April 26, 2006 marked the 20th anniversary of the Chernobyl accident. At 1:23 am, the Chernobyl Nuclear Power Plant’s Reactor #4 blew up after operators botched a safety test, triggering the world’s worst nuclear disaster to date. Twenty years later, the long shadow of Chernobyl continues to darken lives – socially, environmentally, and physically.
While governments are playing down the long term consequences of the accident, those scientists and medical personnel able to speak out independently see a clear connection between the high number of health anomalies in children and the fallout in given areas. These findings have enlisted the support of several international aid organizations, such as the Chernobyl Children’s Project International – which has funded institutions that care for mentally and physically disabled children in the affected regions.

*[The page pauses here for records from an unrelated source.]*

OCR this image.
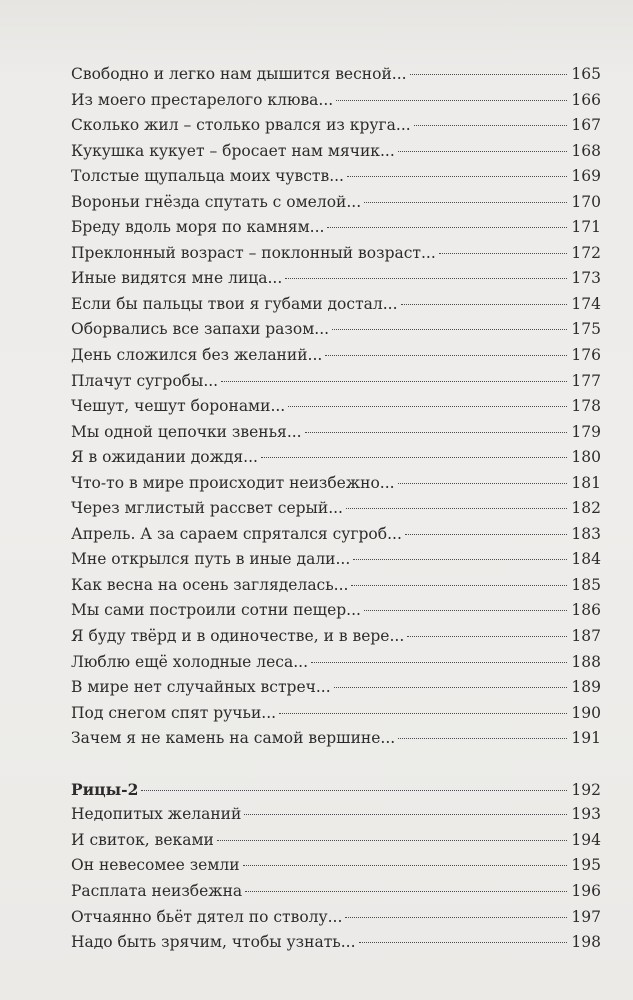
Свободно и легко нам дышится весной...	165
Из моего престарелого клюва...	166
Сколько жил – столько рвался из круга...	167
Кукушка кукует – бросает нам мячик...	168
Толстые щупальца моих чувств...	169
Вороньи гнёзда спутать с омелой...	170
Бреду вдоль моря по камням...	171
Преклонный возраст – поклонный возраст...	172
Иные видятся мне лица...	173
Если бы пальцы твои я губами достал...	174
Оборвались все запахи разом...	175
День сложился без желаний...	176
Плачут сугробы...	177
Чешут, чешут боронами...	178
Мы одной цепочки звенья...	179
Я в ожидании дождя...	180
Что-то в мире происходит неизбежно...	181
Через мглистый рассвет серый...	182
Апрель. А за сараем спрятался сугроб...	183
Мне открылся путь в иные дали...	184
Как весна на осень загляделась...	185
Мы сами построили сотни пещер...	186
Я буду твёрд и в одиночестве, и в вере...	187
Люблю ещё холодные леса...	188
В мире нет случайных встреч...	189
Под снегом спят ручьи...	190
Зачем я не камень на самой вершине...	191
Рицы-2	192
Недопитых желаний	193
И свиток, веками	194
Он невесомее земли	195
Расплата неизбежна	196
Отчаянно бьёт дятел по стволу...	197
Надо быть зрячим, чтобы узнать...	198
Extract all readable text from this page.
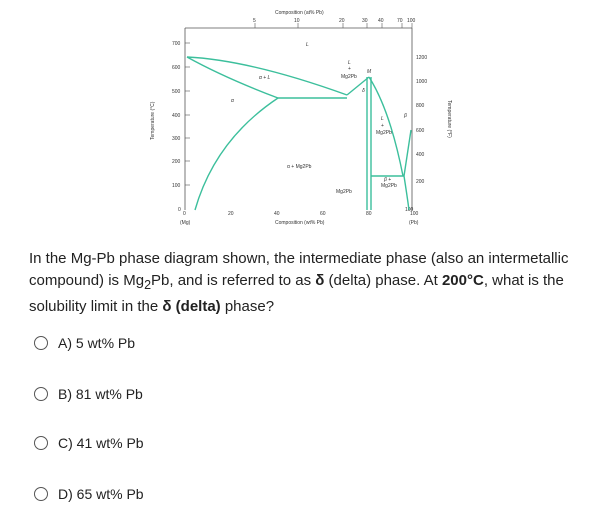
Composition (at% Pb)
5	10	20	30 40	70 100
Temperature (°C)
700
600
500
400
300
200
100
0
Temperature (°F)
1200
1000
800
600
400
200
100
0	20	40	60	80	100
(Mg)	(Pb)
Composition (wt% Pb)
L
α + L
α
α + Mg2Pb
L
+
Mg2Pb
M
Mg2Pb
L
+
Mg2Pb
β
β +
Mg2Pb
δ
In the Mg-Pb phase diagram shown, the intermediate phase (also an intermetallic compound) is $Mg_2Pb$, and is referred to as δ (delta) phase. At 200°C, what is the solubility limit in the δ (delta) phase?
A) 5 wt% Pb
B) 81 wt% Pb
C) 41 wt% Pb
D) 65 wt% Pb
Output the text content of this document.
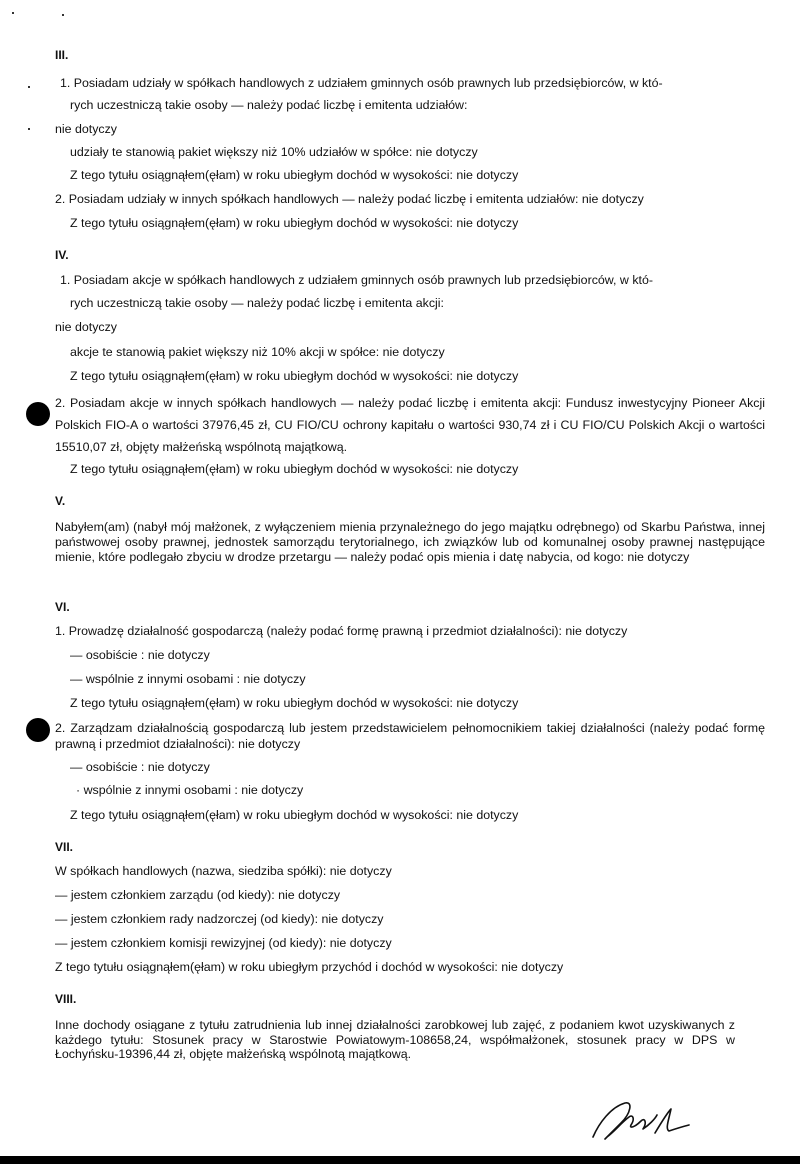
III.
1. Posiadam udziały w spółkach handlowych z udziałem gminnych osób prawnych lub przedsiębiorców, w któ-
rych uczestniczą takie osoby — należy podać liczbę i emitenta udziałów:
nie dotyczy
udziały te stanowią pakiet większy niż 10% udziałów w spółce: nie dotyczy
Z tego tytułu osiągnąłem(ęłam) w roku ubiegłym dochód w wysokości: nie dotyczy
2. Posiadam udziały w innych spółkach handlowych — należy podać liczbę i emitenta udziałów: nie dotyczy
Z tego tytułu osiągnąłem(ęłam) w roku ubiegłym dochód w wysokości: nie dotyczy
IV.
1. Posiadam akcje w spółkach handlowych z udziałem gminnych osób prawnych lub przedsiębiorców, w któ-
rych uczestniczą takie osoby — należy podać liczbę i emitenta akcji:
nie dotyczy
akcje te stanowią pakiet większy niż 10% akcji w spółce: nie dotyczy
Z tego tytułu osiągnąłem(ęłam) w roku ubiegłym dochód w wysokości: nie dotyczy
2. Posiadam akcje w innych spółkach handlowych — należy podać liczbę i emitenta akcji: Fundusz inwestycyjny Pioneer Akcji Polskich FIO-A o wartości 37976,45 zł, CU FIO/CU ochrony kapitału o wartości 930,74 zł i CU FIO/CU Polskich Akcji o wartości 15510,07 zł, objęty małżeńską wspólnotą majątkową.
Z tego tytułu osiągnąłem(ęłam) w roku ubiegłym dochód w wysokości: nie dotyczy
V.
Nabyłem(am) (nabył mój małżonek, z wyłączeniem mienia przynależnego do jego majątku odrębnego) od Skarbu Państwa, innej państwowej osoby prawnej, jednostek samorządu terytorialnego, ich związków lub od komunalnej osoby prawnej następujące mienie, które podlegało zbyciu w drodze przetargu — należy podać opis mienia i datę nabycia, od kogo: nie dotyczy
VI.
1. Prowadzę działalność gospodarczą (należy podać formę prawną i przedmiot działalności): nie dotyczy
— osobiście : nie dotyczy
— wspólnie z innymi osobami : nie dotyczy
Z tego tytułu osiągnąłem(ęłam) w roku ubiegłym dochód w wysokości: nie dotyczy
2. Zarządzam działalnością gospodarczą lub jestem przedstawicielem pełnomocnikiem takiej działalności (należy podać formę prawną i przedmiot działalności): nie dotyczy
— osobiście : nie dotyczy
· wspólnie z innymi osobami : nie dotyczy
Z tego tytułu osiągnąłem(ęłam) w roku ubiegłym dochód w wysokości: nie dotyczy
VII.
W spółkach handlowych (nazwa, siedziba spółki): nie dotyczy
— jestem członkiem zarządu (od kiedy): nie dotyczy
— jestem członkiem rady nadzorczej (od kiedy): nie dotyczy
— jestem członkiem komisji rewizyjnej (od kiedy): nie dotyczy
Z tego tytułu osiągnąłem(ęłam) w roku ubiegłym przychód i dochód w wysokości: nie dotyczy
VIII.
Inne dochody osiągane z tytułu zatrudnienia lub innej działalności zarobkowej lub zajęć, z podaniem kwot uzyskiwanych z każdego tytułu: Stosunek pracy w Starostwie Powiatowym-108658,24, współmałżonek, stosunek pracy w DPS w Łochyńsku-19396,44 zł, objęte małżeńską wspólnotą majątkową.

Seventy percent of the fallout drifted into Belarus, contaminating nearly a quarter of that country. Mobile medical units visiting schools and government buildings are still detecting thyroid anomalies. Women, who were exposed to the fallout as children are now reaching child-bearing age; fearful of what radiation may have done to their genes, they worry about giving birth to unhealthy babies.
While the debate over the cause of the rise in birth defects, heart disease and cancers continues, Chernobyl’s otherwise voiceless victims had the grace and courage to allow their suffering to be documented solely in the hope that tragedies like Chernobyl be prevented in the future.